Рассказать это можно.

Мы это сделали.

Мы сидим здесь августовским вечером, за спиной море, напротив милая, хоть и немного вульгарная заправка, и каждое наше воспоминание – чья-то боль, каждая секунда нашего детства – вранье кому-то.

И самим себе.

Все-таки Адриатическое море самое лучшее на свете!

Они смотрели на меня, сын высунул голову: чего это раскричались. Как будто мы здесь не за этим. Потому что вот оно – лучшее, что есть на свете.

В вестерне «Однажды на Диком Западе» Клаудия Кардинале сказала, что они могут хоть все перетрахаться, и ничего в этом страшного, если есть чан горячей воды. Все останется так же, придется только волочить за собой еще одно сальное воспоминание.

Д. ходит в корчму, не пропускает ни одного вечера, водит знакомство с хозяином, его обожают, обожают воеводинских венгров, нас всех. Естественно, его родственники живут неподалеку, и когда приезжают погостить, останавливаются у Д., поэтому мы тоже можем пожить в его квартире в Дубровнике, если окажемся в тех крах, ведь он живет у своей подруги. Квартира в центре Дубровника.

Селиться в Дубровнике нам не хочется, даже на десять дней. Мы привязались к этой нейтральной территории, к канижайскому хозяину, к сломанному держателю туалетной бумаги, скрипучей двери, заправке, к пропахшей рыбой общей кухне, к вечно сохнувшему белью.

Несколько месяцев они жили в подвале. Больше хозяин не рассказывал, все остальное мы и сами видели, осколками изрешеченные тротуары, стены, будто поп-корн на летней кухне взрывался, такие стены в Купари.
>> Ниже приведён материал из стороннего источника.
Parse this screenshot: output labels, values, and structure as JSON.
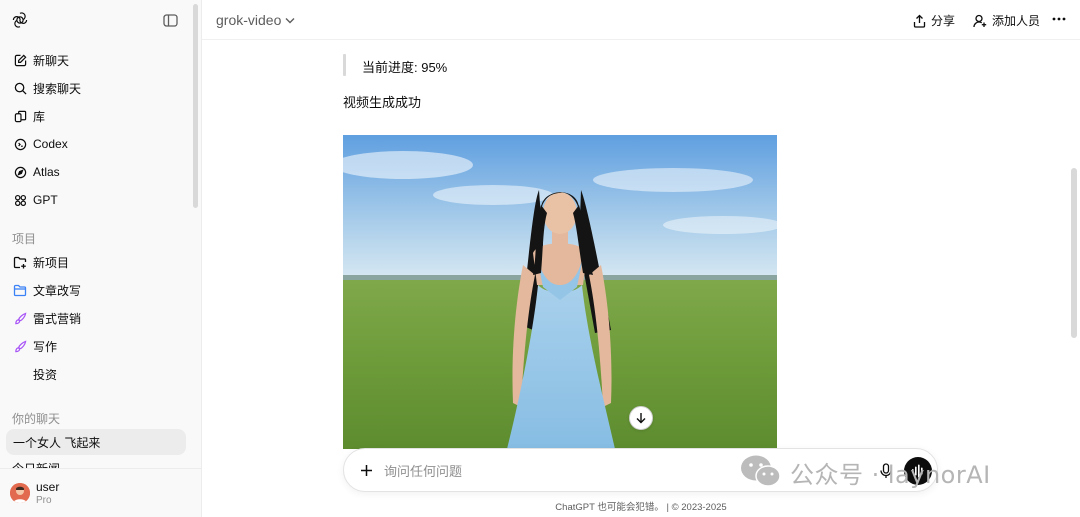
{
  "header": {
    "model": "grok-video",
    "share_label": "分享",
    "add_people_label": "添加人员"
  },
  "sidebar": {
    "nav": [
      {
        "label": "新聊天",
        "icon": "edit-icon"
      },
      {
        "label": "搜索聊天",
        "icon": "search-icon"
      },
      {
        "label": "库",
        "icon": "library-icon"
      },
      {
        "label": "Codex",
        "icon": "codex-icon"
      },
      {
        "label": "Atlas",
        "icon": "compass-icon"
      },
      {
        "label": "GPT",
        "icon": "grid-icon"
      }
    ],
    "projects_label": "项目",
    "projects": [
      {
        "label": "新项目",
        "icon": "folder-plus-icon"
      },
      {
        "label": "文章改写",
        "icon": "folder-icon"
      },
      {
        "label": "雷式营销",
        "icon": "brush-icon"
      },
      {
        "label": "写作",
        "icon": "brush-icon"
      },
      {
        "label": "投资",
        "icon": ""
      }
    ],
    "chats_label": "你的聊天",
    "chats": [
      {
        "label": "一个女人 飞起来",
        "active": true
      },
      {
        "label": "今日新闻",
        "active": false
      }
    ],
    "user": {
      "name": "user",
      "plan": "Pro"
    }
  },
  "main": {
    "progress_text": "当前进度: 95%",
    "progress_value": 95,
    "status_text": "视频生成成功"
  },
  "composer": {
    "placeholder": "询问任何问题"
  },
  "watermark": {
    "text": "公众号 · laynorAI"
  },
  "footer": {
    "disclaimer": "ChatGPT 也可能会犯错。 | © 2023-2025"
  },
  "colors": {
    "sidebar_bg": "#f9f9f9",
    "text": "#0d0d0d",
    "muted": "#8f8f8f",
    "project_blue": "#3b82f6",
    "project_purple": "#a855f7"
  }
}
На последних пустых страницах «Птичьего чучела» он карандашом набросал карту – единственный, по-моему, литературный сувенир из Сараева. Он верил, что всего можно избежать, сараевские девушки озорно хохочут на невозможных шпильках, в магазинах старики ковыляют между полками самообслуживания, посетители кафе с полуулыбчивым приоткрытым ртом смотрят на улицу – все это непонятные и далекие воспоминания.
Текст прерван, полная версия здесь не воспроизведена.